Speaking of nachos, Mr. Gomes says that Camden Yards, home to the Baltimore Orioles, has the best of any ballpark he's been to - "hands down!"
The worst? The dubious honor goes to Yankee Stadium - "way too much grease," he says.
The most surprising thing about stadium gourmet foods are the prices. It's astonishing, but they're not astronomical.
A smoothie at a Tampa Bay Devil Rays game will set you back $4. A barbecue sandwich in Kansas City, $6. Steak or Chicken Fajita in 3-Com Park, $6.50. And hot-dog prices around the league range from $2 to $5.50.
Although this gourmet renaissance has most fans happy, not all major league ballparks are elbowing in on the action.
The phenomenon which began in ballpark kitchens on the East and West coasts, is slowly catching on in the Midwest, especially at Chicago's Comisky Park and Cleveland's Jacob's Field.
One exception, however, is Chicago's Wrigley Field where the closest thing to gourmet food is a soft pretzel with spicy mustard.
Meanwhile, all this talk about haute cuisine has some people wondering if they'll still be able to bite the dog.
"When I go to the ballpark, I look forward to a hot dog loaded with the works," says Donald Alderman, who's has been going to Boston's Fenway Park since Ted Williams's days of thunder. "I don't want any of this expensive restaurant-style stuff ... ballpark food should be basic."
Not to worry Mr.
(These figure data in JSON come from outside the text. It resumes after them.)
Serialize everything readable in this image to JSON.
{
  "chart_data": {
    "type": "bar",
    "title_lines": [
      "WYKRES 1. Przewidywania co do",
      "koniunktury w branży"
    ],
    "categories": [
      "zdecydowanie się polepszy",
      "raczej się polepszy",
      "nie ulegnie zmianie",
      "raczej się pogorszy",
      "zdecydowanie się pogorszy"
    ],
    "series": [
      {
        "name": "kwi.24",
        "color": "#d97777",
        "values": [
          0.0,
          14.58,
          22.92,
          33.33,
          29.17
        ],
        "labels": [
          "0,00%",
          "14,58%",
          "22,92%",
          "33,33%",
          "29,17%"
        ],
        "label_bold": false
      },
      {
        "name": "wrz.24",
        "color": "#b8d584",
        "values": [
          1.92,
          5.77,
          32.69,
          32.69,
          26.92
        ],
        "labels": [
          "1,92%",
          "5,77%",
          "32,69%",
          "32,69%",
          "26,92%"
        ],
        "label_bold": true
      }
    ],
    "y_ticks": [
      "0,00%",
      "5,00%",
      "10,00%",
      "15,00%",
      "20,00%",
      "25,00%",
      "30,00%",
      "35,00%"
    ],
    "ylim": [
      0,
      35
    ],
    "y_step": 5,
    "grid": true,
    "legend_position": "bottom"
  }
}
Alderman.
If specialty foods do eventually displace the hot dog, it would be the baseball equivalent of the 1955 Brooklyn Dodgers breaking the New York Yankees' stronghold on the World Series.
The National Hot Dog and Sausage Council says that Americans will eat at least 26 million hot dogs in Major League ballparks this year. That's enough tube steaks to feed every person in New York and Michigan combined.
But who will eat the most hot dogs this year? Dodger fans. Dodger Stadium leads the hot dog race with its ever-popular Dodger Dog, which will sell a whopping 2 million hot dogs. Jacobs Field in Cleveland expects to sell just under 2 million dogs.
"The hot dog is still king!" says Brian Underwood, who has a concession at Busch Stadium. "There's just something about hot dogs at the ballpark - they evoke nostalgia."